Ich finde es einfach eine Pure Frechheit gegenüber den Jugendlichen, Vereine beklagen sich, weil immer weniger Jugendliche den Vereinen beitreten, da braucht man sich nicht zu wundern..
Die Kiddies dort fischen lassen wo evtl noch ein schlechter Fischbestand drinnen ist, damit sie ja alle die Lust daran verlieren und die Alten Ihre Ruhe haben, dass so etwas durchgeht |uhoh:

Als Jugendlicher würde ich den Verein verlassen, gleiches Anrecht für alle Mitglieder.. Was jedenfalls das vorliegendes Problem betrifft.
Alleine Angeln oder mit dem Boot raus ist wieder etwas anderes..

Bei der nächsten Versammlung würde ich all diejenigen, die diesen Schwachsinn eingeführt haben darauf ansprechen..Sollen doch die in dem See Angeln, bzw würde Sie fragen was die davon halten würden wenn Sie in der Situation der Kidz wären.

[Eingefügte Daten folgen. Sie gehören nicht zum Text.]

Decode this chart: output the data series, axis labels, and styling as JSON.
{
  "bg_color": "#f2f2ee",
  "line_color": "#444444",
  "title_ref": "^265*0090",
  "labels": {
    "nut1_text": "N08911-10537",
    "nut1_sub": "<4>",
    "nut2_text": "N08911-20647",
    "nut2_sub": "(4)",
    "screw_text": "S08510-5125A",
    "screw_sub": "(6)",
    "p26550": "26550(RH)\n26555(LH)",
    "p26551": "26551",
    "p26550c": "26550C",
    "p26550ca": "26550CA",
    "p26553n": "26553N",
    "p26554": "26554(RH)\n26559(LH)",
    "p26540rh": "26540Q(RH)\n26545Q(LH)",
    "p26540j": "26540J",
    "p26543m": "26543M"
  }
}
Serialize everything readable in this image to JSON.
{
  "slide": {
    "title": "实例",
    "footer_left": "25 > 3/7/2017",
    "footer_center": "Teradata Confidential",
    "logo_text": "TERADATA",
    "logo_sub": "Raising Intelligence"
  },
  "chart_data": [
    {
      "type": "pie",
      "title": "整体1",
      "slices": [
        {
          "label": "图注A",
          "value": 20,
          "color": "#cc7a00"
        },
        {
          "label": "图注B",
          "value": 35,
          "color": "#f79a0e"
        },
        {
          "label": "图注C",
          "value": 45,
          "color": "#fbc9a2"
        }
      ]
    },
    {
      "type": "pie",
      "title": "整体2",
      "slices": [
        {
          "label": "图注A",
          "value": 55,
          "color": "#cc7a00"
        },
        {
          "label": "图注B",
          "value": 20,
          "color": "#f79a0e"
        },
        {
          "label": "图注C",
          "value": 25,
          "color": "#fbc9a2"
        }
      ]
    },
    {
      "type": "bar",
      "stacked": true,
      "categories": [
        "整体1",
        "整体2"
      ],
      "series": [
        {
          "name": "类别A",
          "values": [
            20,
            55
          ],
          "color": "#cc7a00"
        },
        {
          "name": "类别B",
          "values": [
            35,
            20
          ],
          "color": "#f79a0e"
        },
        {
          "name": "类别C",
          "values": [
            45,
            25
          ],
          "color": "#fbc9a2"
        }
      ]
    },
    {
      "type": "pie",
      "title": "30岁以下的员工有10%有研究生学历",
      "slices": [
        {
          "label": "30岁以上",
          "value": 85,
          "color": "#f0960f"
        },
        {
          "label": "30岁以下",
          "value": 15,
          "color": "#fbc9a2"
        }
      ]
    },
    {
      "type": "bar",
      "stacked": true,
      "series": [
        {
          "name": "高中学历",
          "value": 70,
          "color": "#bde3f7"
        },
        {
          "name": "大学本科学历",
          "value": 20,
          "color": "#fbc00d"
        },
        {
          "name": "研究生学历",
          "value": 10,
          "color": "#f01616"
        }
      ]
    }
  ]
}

Meine Kinder würde ich aus dem Verein nehmen und zu einem Anderen tun, man muss doch denen die best Möglichen Voraussetzungen mitgeben..


----------



## GeorgeB (7. März 2014)

*AW: Angelverbot für Jugendliche Vereinsmitglieder?*

Austreten liegt da sicherlich nahe. Andererseits überlässt man damit Geisterfahrern die Autobahn. Das kann es auf Dauer auch nicht sein.

Die Herren sollten schon ordentlich Gegenwind genießen. Sobald Jugendliche die Sportfischerprüfung gemacht haben, müssen sie alleine angeln dürfen. Dabei müssen sie die gleichen (Entnahme)Rechte haben wie jeder Erwachsene auch. Wer das anders sieht, ist auf dem Holzweg unterwegs. Und das muss man ihm klar machen.


----------



## Andal (7. März 2014)

*AW: Angelverbot für Jugendliche Vereinsmitglieder?*

Ich kann nur empfehlen: Haltet durch und bewerbt euch dann um Ämter im Verein. Denn dann ist es an euch festzulgen, was die dann noch dürfen, die euch jetzt mit Beschränkungen schikanieren.

Frei nach dem Motto: Sei gut zu deinem Kind, es wird mal deinen Pflegeülatz aussuchen! :m


----------



## Black_Scorpion (7. März 2014)

*AW: Angelverbot für Jugendliche Vereinsmitglieder?*

Hallo, 

also vorab, das beschriebene ist eine absolute Frechheit, für soetwas fehlt mir jegliches Verständnis. Allerdings seh ich das auch so wie einige meiner Vorredner - Konfrontation bringt an so einer Stelle gar nichts. Der Vorstand sitzt bei soetwas am längeren Hebel und bei 50% Rentenalter in einem Verein wird es schwer werden, eine Mehrheit bei einer Mitgliederversammlung zu erlangen!!! Das sollte man nicht vergessen. 

Trotzdem schön blöd von jedem Verein, so mit dem eigenen Nachwuchs umzugehen. Mein Verein hat die Jugendarbeit auch jahrelang vernachlässigt. Erst nachdem es 3-4 Jahre überhaupt keine Jugend mehr gab, wurde man wach und muss jetzt umso mehr um jeden Jugendlichen kämpfen. 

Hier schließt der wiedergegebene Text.